The system was modeled with a PK/PD‐link model, consisting of a two‐compartment PK model, with first order absorption and saturated elimination, and an RO PD model with elementary kinetics (Supplementary Text). Estimation was performed according to a maximum‐likelihood approach with a multiplicative log‐normal error model for exposure data and multiplicative normal error model for RO data, and using naïve‐pooled data for both cases. Uncertainty of parameter estimates was determined by bootstrapping, sampling single measurements randomly with replacement within each experiment (N = 300).

Software

Code for step 1 was written in Python version 2.7 software, using CasADi version 2.4.40 Other code was written in MATLAB (R2014a; The MathWorks, Natick, MA). The MATLAB function “grabit” was used for digitization in step 1 and 2, and “fminsearch” was used for the optimization problems of step 3. The code is provided in the Supplementary Code Files.

RESULTS

The objective of the MCHr1 antagonist drug‐discovery program was to devise a safe and efficient drug candidate with a competitive predicted clinical BW decrease of 10% over 1 year. Translation was divided into four parts, starting from the desired BW loss and going back to the predicted dose of AZD1979 (Figure 1).

Step 1. What reduction in energy intake leads to 10% body‐weight reduction over 1 year in humans?

We first wanted to predict the required EI decrease in humans resulting in a 1‐year BW loss of 10%. Data from several pharmacological studies indicate that BW first decreases and then plateaus after roughly 1 year (Figure 2).

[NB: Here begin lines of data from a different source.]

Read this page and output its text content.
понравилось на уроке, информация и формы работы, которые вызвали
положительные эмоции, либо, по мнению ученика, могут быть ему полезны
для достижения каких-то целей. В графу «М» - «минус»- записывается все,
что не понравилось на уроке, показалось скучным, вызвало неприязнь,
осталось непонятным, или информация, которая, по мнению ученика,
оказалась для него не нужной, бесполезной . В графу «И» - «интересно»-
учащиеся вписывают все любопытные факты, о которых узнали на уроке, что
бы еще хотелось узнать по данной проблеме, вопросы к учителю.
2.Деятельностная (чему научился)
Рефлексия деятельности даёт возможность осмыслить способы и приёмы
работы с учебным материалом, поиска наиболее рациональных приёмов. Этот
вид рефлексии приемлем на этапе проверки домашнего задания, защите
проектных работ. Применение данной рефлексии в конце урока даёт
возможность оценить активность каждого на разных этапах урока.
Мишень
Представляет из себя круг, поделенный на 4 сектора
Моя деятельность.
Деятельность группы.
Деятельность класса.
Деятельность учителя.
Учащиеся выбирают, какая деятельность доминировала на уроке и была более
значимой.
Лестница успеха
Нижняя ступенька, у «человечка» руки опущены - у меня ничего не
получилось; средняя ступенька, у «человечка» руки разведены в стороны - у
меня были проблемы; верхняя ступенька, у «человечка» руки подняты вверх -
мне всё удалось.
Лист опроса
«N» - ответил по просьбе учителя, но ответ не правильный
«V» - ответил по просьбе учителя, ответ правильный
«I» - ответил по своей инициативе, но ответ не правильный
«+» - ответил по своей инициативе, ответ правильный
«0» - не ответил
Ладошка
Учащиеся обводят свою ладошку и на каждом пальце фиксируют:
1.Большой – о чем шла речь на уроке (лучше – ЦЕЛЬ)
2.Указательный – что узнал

The corresponding inferred EI profiles typically display an initial drop followed by a return to levels close to the untreated levels (Figure 2).

The curves of Figure 2 reach an average BW loss of 9.4% after 1 year of treatment. Using slightly shifted curves, we next elucidated the typical forms of EI and BW time profiles resulting in exactly the targeted 10% BW decrease (Supplementary Figure S1). Over the 14 studies, the average EI reduction required over 1 year was 14% with an SE of 0.7%. Hence, regardless of EI and BW curvature, the required reduction was relatively stable.

The nonplacebo‐corrected BW curves analyzed hitherto approximately reach the desired level of 10% loss over 1 year, but may be confounded by drug‐independent weight changes. Placebo‐corrected curves measure drug‐dependent weight changes, but greater curve‐shifts are needed to obtain the desired levels of 10%. Hence, there is a balance between using only drug‐related weight‐change curves and the need for extrapolation. Repeating the analysis with placebo‐corrected data (reaching on average 6.2% BW loss over 1 year before the curve shift) gave, however, the same result – about 14% EI reduction over 1 year is required to decrease BW by 10% (Supplementary Figures S2 and S3, Supplementary Table S1, and Supplementary Text).

Step 1 was pivotal as a starting point for the human biomarker path, but also useful in isolation to inform the clinical design. Predictions of the required EI decrease and corresponding BW decrease for prespecified study durations were useful when defining stop‐go criteria for clinical studies (Table 1).

Table 1.

Predicted decrease of body weight and energy intake when targeting 10% body‐weight decrease in 1 year

Time BW decrease, % EI decrease, %
1 week 1.0 22
2 weeks 1.4 22
1 month 2.4 22
3 months 5.4 21
6 months 8.2 18
12 months 10 14

BW, body weight; EI, energy intake.

Predicted decrease in BW and EI (mean over the time period) when targeting 10% BW decrease in 1 year (reported values are the medians from the 14 considered clinical studies). For example, a 2‐week study with an EI decrease of 22% and BW reduction of 1.4% is expected to lead to 10% BW loss over 1 year.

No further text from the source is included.